I think I now understand why measurement appears as such a horror to the contemporary psyche. Recently, at a dinner party, I met a young tech worker who tried to convince me to use AI in my writing. I tried to explain to him why I don’t: I really like writing. I don’t want to not do it. He tried to appeal to my sense of efficiency: Couldn’t I streamline my work and publish more? I told him that he was missing the point. My work is meaningful to me not just as a result, but as a process, as a way of spending my time on Earth. He wondered how I would survive the coming era of mass unemployment if I refused to make concessions. I said I’d figure it out. He asked if instead AI might be a collaborator who could help me hone my ideas. I told him that I have friends who serve that purpose, whose opinions I value. But what if the AI was as smart as your friends, he pressed on. What if he could turn the host of the dinner party, a dear friend of mine, into a model that thought and talked just like her? The debate devolved from there

“But I have her!”

“Well what if she died?”

“Then I would be devastated!”

“What makes her so special? How could you be sure it wasn’t her, if I built that model?”

“She wouldn’t be in front of me.”

“So it’s the body then? What if we made a body? Are you even sure she exists?”
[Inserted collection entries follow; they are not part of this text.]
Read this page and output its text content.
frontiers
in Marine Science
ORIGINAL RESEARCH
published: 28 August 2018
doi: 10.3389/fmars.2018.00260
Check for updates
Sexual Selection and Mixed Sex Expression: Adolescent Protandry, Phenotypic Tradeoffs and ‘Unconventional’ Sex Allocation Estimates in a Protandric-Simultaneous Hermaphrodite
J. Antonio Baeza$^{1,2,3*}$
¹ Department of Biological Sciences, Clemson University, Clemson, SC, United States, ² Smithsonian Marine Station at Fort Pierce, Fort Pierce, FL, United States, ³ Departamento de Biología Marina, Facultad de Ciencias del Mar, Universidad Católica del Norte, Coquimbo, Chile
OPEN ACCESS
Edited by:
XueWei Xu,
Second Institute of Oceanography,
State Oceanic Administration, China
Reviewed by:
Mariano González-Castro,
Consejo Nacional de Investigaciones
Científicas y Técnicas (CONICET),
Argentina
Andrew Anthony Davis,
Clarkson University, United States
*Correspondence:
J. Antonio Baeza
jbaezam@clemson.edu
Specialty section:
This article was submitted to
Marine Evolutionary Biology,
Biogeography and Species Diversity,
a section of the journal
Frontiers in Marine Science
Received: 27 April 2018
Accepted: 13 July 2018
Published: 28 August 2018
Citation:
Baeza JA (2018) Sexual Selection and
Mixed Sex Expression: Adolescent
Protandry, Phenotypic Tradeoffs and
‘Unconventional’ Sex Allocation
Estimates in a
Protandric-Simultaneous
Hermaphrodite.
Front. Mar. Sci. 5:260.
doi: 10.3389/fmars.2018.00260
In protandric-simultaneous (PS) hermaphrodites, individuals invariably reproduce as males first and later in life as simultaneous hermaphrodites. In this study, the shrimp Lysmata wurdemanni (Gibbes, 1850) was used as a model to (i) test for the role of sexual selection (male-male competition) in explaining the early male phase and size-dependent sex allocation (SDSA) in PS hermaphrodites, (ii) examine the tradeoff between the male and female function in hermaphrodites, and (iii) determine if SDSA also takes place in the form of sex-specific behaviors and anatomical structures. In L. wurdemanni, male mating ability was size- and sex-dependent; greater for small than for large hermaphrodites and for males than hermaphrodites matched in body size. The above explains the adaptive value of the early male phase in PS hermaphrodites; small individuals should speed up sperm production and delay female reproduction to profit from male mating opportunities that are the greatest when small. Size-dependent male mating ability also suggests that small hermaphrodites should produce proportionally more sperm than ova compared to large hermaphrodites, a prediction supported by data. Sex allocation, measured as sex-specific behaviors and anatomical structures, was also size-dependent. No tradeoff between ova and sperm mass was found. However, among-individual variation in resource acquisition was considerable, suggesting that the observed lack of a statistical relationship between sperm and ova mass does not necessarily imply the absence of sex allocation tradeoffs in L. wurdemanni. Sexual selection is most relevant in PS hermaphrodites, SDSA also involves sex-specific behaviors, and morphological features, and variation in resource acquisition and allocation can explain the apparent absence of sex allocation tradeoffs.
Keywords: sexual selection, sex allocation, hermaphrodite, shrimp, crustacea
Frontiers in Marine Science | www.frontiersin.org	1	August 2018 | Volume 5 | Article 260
I felt, in that moment, a profound sense of defamiliarization. The red carpet beneath my feet stretched out, and well-meaning faces looked down on me. Was he serious? I wondered. It is telling, of course, that what started as a conversation about work efficiency devolved almost instantly into the heart of the matter: mortality, immortality, and replaceability. If we can be measured so exactly, so precisely, what is to stop us from being modeled or recreated? Perhaps not an exact replica, but close enough? It’s no wonder that figures like Clavicular or Johnson cling so closely to their vessel, hoping to avoid obsolescence by embracing quantification. Yet even this dream of replacement—my friend as chatbot, as an unliving doll—is a sterile fantasy, a satisfyingly futuristic sci-fi scenario. No, the future will not be clean, close to perfect, or controlled, not even in an uncanny way. It will be freakish, bloody, and disgusting, just as the artists in this year’s Biennial suggest.